Les URPS ne sont pas opposés par principe à ces dispositifs connectés – cabines ou bornes. « Ce sont des solutions aux soins non programmés mais nous souhaitons qu’elles soient liées à une OTT (organisation territoriale de télémédecine) », détaille au « Quotidien » Anaïs Ghedamsi, chargée de la e-santé pour l’URPS médecins Bretagne.
De surcroît, ces cabines « isolées » contreviennent à l’avenant 9 qui impose une territorialité à l’usage de la télémédecine (sauf exception). « La primauté doit toujours être donnée aux OTT », résume Anaïs Ghedamsi. L’URPS bretonne a donc alerté la Cnam sur le sujet, mais, surprise, « il y a un gap juridique », affirme le Dr Le Hétet. En effet, la plupart des médecins partenaires de la cabine seraient salariés de centre de santé, « ils ne sont donc pas soumis à l’avenant 9 », déplore l’anesthésiste.
« Un scandale soutenu par l’État »
À plusieurs centaines de kilomètres de là, dans l'Indre, la Dr Sylvaine Le Liboux, secrétaire générale de la branche généraliste de la CSMF, dénonce « un scandale soutenu par l’État » autour des télécabines. Elle s’était elle-même mise en grève en octobre dernier pour protester contre l’implantation non concertée d’une borne dans sa ville.

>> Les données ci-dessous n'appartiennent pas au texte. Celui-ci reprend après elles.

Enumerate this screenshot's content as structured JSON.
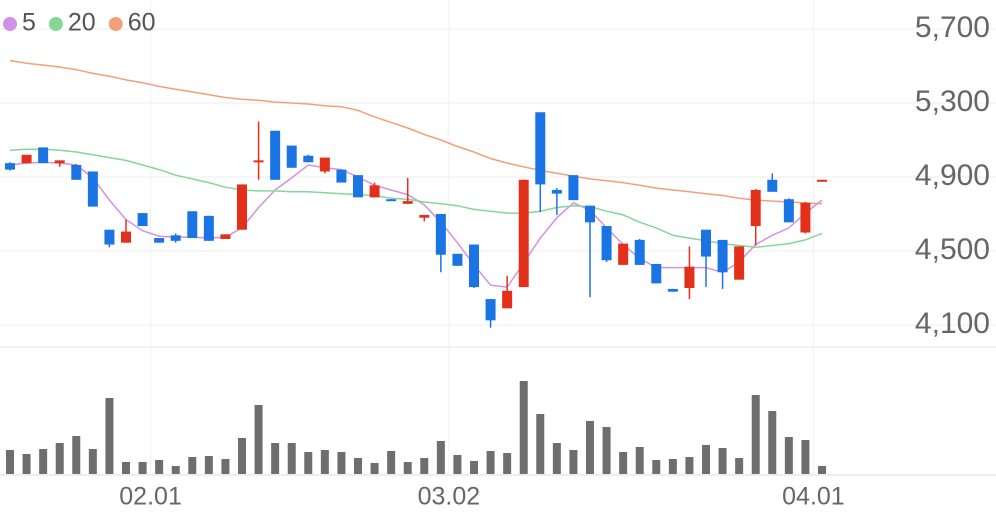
{
  "chart_data": {
    "type": "candlestick",
    "categories": [
      null,
      null,
      null,
      null,
      null,
      null,
      null,
      null,
      "02.01",
      null,
      null,
      null,
      null,
      null,
      null,
      null,
      null,
      null,
      null,
      null,
      null,
      null,
      null,
      null,
      null,
      null,
      "03.02",
      null,
      null,
      null,
      null,
      null,
      null,
      null,
      null,
      null,
      null,
      null,
      null,
      null,
      null,
      null,
      null,
      null,
      null,
      null,
      null,
      null,
      "04.01",
      null
    ],
    "open": [
      4975,
      4975,
      5060,
      4975,
      4965,
      4930,
      4615,
      4545,
      4705,
      4570,
      4585,
      4715,
      4690,
      4565,
      4615,
      4980,
      5150,
      5070,
      5015,
      4930,
      4940,
      4910,
      4790,
      4780,
      4755,
      4680,
      4700,
      4485,
      4535,
      4240,
      4190,
      4305,
      5250,
      4830,
      4910,
      4745,
      4635,
      4425,
      4560,
      4430,
      4295,
      4300,
      4615,
      4560,
      4345,
      4635,
      4885,
      4780,
      4600,
      4880
    ],
    "high": [
      4980,
      5020,
      5060,
      4990,
      4970,
      4930,
      4615,
      4670,
      4705,
      4570,
      4595,
      4715,
      4690,
      4590,
      4860,
      5200,
      5150,
      5070,
      5020,
      5005,
      4940,
      4910,
      4870,
      4780,
      4895,
      4695,
      4700,
      4485,
      4535,
      4240,
      4365,
      4885,
      5250,
      4840,
      4910,
      4745,
      4635,
      4540,
      4565,
      4430,
      4295,
      4525,
      4615,
      4560,
      4525,
      4835,
      4920,
      4785,
      4765,
      4885
    ],
    "low": [
      4935,
      4975,
      4975,
      4955,
      4885,
      4740,
      4520,
      4545,
      4635,
      4545,
      4545,
      4570,
      4555,
      4565,
      4615,
      4885,
      4885,
      4950,
      4980,
      4920,
      4870,
      4790,
      4790,
      4770,
      4755,
      4660,
      4385,
      4420,
      4300,
      4085,
      4190,
      4305,
      4710,
      4695,
      4775,
      4250,
      4440,
      4425,
      4425,
      4325,
      4280,
      4240,
      4305,
      4295,
      4345,
      4530,
      4820,
      4655,
      4595,
      4880
    ],
    "close": [
      4940,
      5020,
      4975,
      4990,
      4885,
      4740,
      4535,
      4605,
      4635,
      4545,
      4555,
      4570,
      4555,
      4590,
      4860,
      4990,
      4885,
      4950,
      4980,
      5005,
      4870,
      4790,
      4855,
      4770,
      4770,
      4695,
      4480,
      4420,
      4305,
      4125,
      4285,
      4885,
      4860,
      4810,
      4775,
      4655,
      4450,
      4540,
      4425,
      4325,
      4280,
      4415,
      4470,
      4385,
      4525,
      4830,
      4820,
      4655,
      4760,
      4885
    ],
    "up_color": "#e3301b",
    "down_color": "#1b74e4",
    "series": [
      {
        "name": "5",
        "color": "#d291e6",
        "values": [
          4965,
          4975,
          4980,
          4975,
          4965,
          4895,
          4775,
          4670,
          4610,
          4580,
          4575,
          4575,
          4570,
          4575,
          4625,
          4735,
          4830,
          4895,
          4965,
          4950,
          4940,
          4900,
          4855,
          4830,
          4805,
          4750,
          4655,
          4545,
          4425,
          4315,
          4305,
          4435,
          4570,
          4680,
          4760,
          4720,
          4625,
          4535,
          4460,
          4410,
          4410,
          4410,
          4410,
          4385,
          4440,
          4535,
          4585,
          4625,
          4705,
          4775
        ]
      },
      {
        "name": "20",
        "color": "#86d69a",
        "values": [
          5045,
          5050,
          5050,
          5045,
          5035,
          5020,
          5005,
          4990,
          4965,
          4940,
          4910,
          4890,
          4870,
          4845,
          4830,
          4825,
          4825,
          4820,
          4820,
          4815,
          4810,
          4805,
          4800,
          4785,
          4780,
          4765,
          4755,
          4745,
          4725,
          4715,
          4705,
          4705,
          4715,
          4735,
          4745,
          4740,
          4715,
          4695,
          4655,
          4625,
          4585,
          4570,
          4555,
          4540,
          4530,
          4520,
          4530,
          4540,
          4560,
          4595
        ]
      },
      {
        "name": "60",
        "color": "#f2a07a",
        "values": [
          5530,
          5515,
          5505,
          5495,
          5480,
          5460,
          5445,
          5425,
          5410,
          5390,
          5375,
          5360,
          5345,
          5330,
          5320,
          5315,
          5305,
          5300,
          5295,
          5285,
          5280,
          5260,
          5225,
          5195,
          5165,
          5130,
          5100,
          5065,
          5035,
          5000,
          4975,
          4955,
          4935,
          4920,
          4905,
          4890,
          4880,
          4870,
          4855,
          4840,
          4830,
          4820,
          4810,
          4800,
          4785,
          4775,
          4770,
          4765,
          4760,
          4755
        ]
      }
    ],
    "ylim": [
      3981,
      5857
    ],
    "yticks": [
      {
        "value": 5700,
        "label": "5,700"
      },
      {
        "value": 5300,
        "label": "5,300"
      },
      {
        "value": 4900,
        "label": "4,900"
      },
      {
        "value": 4500,
        "label": "4,500"
      },
      {
        "value": 4100,
        "label": "4,100"
      }
    ],
    "volume": {
      "color": "#6e6e6e",
      "ylim": [
        0,
        100
      ],
      "values": [
        24,
        20,
        25,
        31,
        38,
        25,
        76,
        12,
        12,
        14,
        8,
        17,
        18,
        15,
        36,
        69,
        31,
        31,
        22,
        24,
        22,
        16,
        11,
        23,
        12,
        16,
        33,
        19,
        13,
        23,
        21,
        93,
        60,
        31,
        24,
        53,
        47,
        22,
        27,
        14,
        15,
        17,
        29,
        26,
        16,
        79,
        63,
        37,
        34,
        8
      ]
    },
    "grid": true
  }
}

Elle fustige, dans sa lettre syndicale, une « médecine dégradée, au service du mercantilisme d’entreprises qui surfent sur les difficultés d’accès aux soins et abusent le peu de médecins qui se fourvoient dans cet exercice ». Le tout avec le soutien de l’Assurance-maladie qui « aide financièrement les officines à installer ces cabines, au mépris de l’exercice coordonné, au mépris des pharmaciens vertueux ». Le courrier de la Dr Sylvaine Le Liboux brocarde la « carence de l’État qui devrait encadrer les pratiques commerciales ». Tout ça pour aboutir à « des prescriptions d'antibiotiques larga manu, des arrêts de travail à gogo, des demandes quasi-systématiques de revoir un médecin en présentiel le lendemain ».
L'Ordre recadre
Alors que les critiques montent dans la profession, le nouveau Conseil de l’Ordre national des médecins (Cnom) a mis le holà cette semaine « face à des entreprises qui, pour des raisons économiques, veulent aller plus vite que la musique », recadre le Pr Stéphane Oustric, délégué général aux données de santé et au numérique. Lui aussi craint des « actes dégradés » lorsque la prise en charge « se fait sans coordination, sans suivi territorial ».
L’Ordre rappelle régulièrement les règles de l'avenant 9 qui impose non seulement un ancrage territorial de la télémédecine mais aussi un plafond de 20 % de consultations à distance maximum. Un quota de télémédecine que certains voudraient lever, là aussi, comme la société Medadom, mais aussi le syndicat Jeunes Médecins. Là encore, l’Ordre affiche sa fermeté. « Ce taux de 20 %, pour un généraliste en moyenne, ça représente 25 téléconsultations par semaine !, rappelle le Pr Oustric. À ce niveau, ce serait presque un professionnel de la téléconsultation, et cela pourrait poser, à terme, des questions d’insuffisance professionnelle ».